Prof. Dr. Herwig Buchholz: Die Verbindung von Nachhaltigkeit und Geschäftstätigkeiten ist ein kritischer Erfolgsfaktor – das gilt auch für die Kommunikation. Produkte, die einen Beitrag zur Nachhaltigkeit leisten, werden in ihren besonderen Eigenschaften natürlich auch entsprechend beworben. Die große Nachfrage seitens unserer Kunden rückt diese Aspekte immer mehr ins Blickfeld und ist daher auch Bestandteil unseres Marketings. Wichtig ist für uns, dass das Nachhaltigkeitsprädikat für ein Produkt oder Projekt auf soliden Füßen steht. Sonst setzt man sich schnell dem Vorwurf des Greenwashings aus.

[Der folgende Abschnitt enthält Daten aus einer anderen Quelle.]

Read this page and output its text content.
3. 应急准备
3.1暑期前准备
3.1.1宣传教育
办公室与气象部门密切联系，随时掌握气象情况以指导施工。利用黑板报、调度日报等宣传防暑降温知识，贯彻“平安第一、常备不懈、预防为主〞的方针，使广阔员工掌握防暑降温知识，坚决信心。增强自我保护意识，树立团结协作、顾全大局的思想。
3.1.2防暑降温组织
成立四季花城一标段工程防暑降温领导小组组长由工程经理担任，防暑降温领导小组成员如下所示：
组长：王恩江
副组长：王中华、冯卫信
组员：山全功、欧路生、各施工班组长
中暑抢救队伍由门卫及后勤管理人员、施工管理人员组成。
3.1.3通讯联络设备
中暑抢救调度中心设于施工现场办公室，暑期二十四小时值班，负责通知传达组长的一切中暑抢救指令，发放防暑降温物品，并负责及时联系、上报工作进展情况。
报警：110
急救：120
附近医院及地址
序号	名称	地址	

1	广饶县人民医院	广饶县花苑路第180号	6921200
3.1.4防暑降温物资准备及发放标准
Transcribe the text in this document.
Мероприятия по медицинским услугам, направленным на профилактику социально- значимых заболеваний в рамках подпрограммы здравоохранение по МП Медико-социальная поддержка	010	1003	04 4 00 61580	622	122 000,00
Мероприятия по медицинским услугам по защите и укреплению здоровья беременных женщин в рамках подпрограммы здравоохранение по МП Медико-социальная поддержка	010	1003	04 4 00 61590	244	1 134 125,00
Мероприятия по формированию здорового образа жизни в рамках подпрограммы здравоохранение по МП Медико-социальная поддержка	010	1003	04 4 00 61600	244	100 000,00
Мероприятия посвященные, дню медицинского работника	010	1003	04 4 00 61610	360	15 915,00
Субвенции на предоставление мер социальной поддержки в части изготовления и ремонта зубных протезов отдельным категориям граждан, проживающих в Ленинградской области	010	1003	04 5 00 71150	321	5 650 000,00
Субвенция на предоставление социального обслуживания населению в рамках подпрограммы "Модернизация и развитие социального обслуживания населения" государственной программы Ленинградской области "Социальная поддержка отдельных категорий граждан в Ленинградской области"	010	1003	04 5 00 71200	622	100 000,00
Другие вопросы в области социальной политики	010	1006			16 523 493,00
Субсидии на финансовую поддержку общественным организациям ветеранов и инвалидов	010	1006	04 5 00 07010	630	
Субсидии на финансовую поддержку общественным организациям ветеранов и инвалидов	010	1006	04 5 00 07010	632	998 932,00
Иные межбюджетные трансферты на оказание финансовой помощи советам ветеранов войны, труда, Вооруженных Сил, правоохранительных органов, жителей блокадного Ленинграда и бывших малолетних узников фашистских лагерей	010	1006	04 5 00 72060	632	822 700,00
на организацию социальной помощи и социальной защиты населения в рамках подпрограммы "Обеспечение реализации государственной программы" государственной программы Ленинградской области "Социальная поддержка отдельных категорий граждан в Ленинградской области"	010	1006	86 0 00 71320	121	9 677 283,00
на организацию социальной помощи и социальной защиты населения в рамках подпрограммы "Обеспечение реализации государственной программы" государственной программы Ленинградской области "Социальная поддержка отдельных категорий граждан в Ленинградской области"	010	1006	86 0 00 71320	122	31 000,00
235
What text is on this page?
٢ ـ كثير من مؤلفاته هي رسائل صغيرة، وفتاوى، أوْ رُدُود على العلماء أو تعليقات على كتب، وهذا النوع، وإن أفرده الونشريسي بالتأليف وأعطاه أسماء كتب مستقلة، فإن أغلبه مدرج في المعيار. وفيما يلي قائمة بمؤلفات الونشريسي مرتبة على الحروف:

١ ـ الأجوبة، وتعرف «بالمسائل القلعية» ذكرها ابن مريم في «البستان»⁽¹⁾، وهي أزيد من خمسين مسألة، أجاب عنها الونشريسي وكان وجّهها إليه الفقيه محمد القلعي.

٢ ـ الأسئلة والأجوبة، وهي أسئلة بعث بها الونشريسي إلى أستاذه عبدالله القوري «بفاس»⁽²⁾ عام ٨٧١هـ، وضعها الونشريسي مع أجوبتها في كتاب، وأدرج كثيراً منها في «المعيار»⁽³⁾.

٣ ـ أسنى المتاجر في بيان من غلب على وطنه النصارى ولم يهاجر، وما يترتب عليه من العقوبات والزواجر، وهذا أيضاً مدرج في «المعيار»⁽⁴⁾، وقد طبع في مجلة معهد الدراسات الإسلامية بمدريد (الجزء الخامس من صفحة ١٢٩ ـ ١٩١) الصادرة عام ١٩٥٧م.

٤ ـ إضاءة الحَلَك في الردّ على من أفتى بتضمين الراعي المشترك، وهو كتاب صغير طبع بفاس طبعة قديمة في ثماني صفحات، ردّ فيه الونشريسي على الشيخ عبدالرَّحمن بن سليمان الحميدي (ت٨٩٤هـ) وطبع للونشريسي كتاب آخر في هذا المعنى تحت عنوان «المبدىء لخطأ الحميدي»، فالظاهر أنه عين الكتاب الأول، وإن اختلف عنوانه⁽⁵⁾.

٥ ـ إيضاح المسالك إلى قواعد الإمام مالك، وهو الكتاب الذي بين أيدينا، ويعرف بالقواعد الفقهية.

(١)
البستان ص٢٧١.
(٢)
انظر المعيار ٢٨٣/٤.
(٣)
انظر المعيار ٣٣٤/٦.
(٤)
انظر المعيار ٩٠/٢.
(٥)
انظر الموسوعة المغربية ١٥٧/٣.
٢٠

Beispielsweise haben wir eine neue Methodik entwickelt, mit der wir positive und negative Auswirkungen unserer Aktivitäten auf die Gesellschaft bewerten (Impact Measurement). Sie heißt „Sustainable Business Value“ (SBV). Entlang der kompletten Wertschöpfungskette untersuchen wir sieben Dimensionen: Umwelt und Nachhaltigkeit, Wertschöpfung (wirtschaftlicher Wert), Gesundheit und Wohlbefinden der Verbraucher, Digitalisierung und Datenschutz, Werte und Ethik, Steuerungs- und Regelungssysteme sowie gesellschaftliches Engagement. Die SBV-Berechnung hilft uns, Geschäftsmodelle aus einer gesellschaftlichen Perspektive zu betrachten – und so unser Profil als nachhaltiges Unternehmen zu schärfen.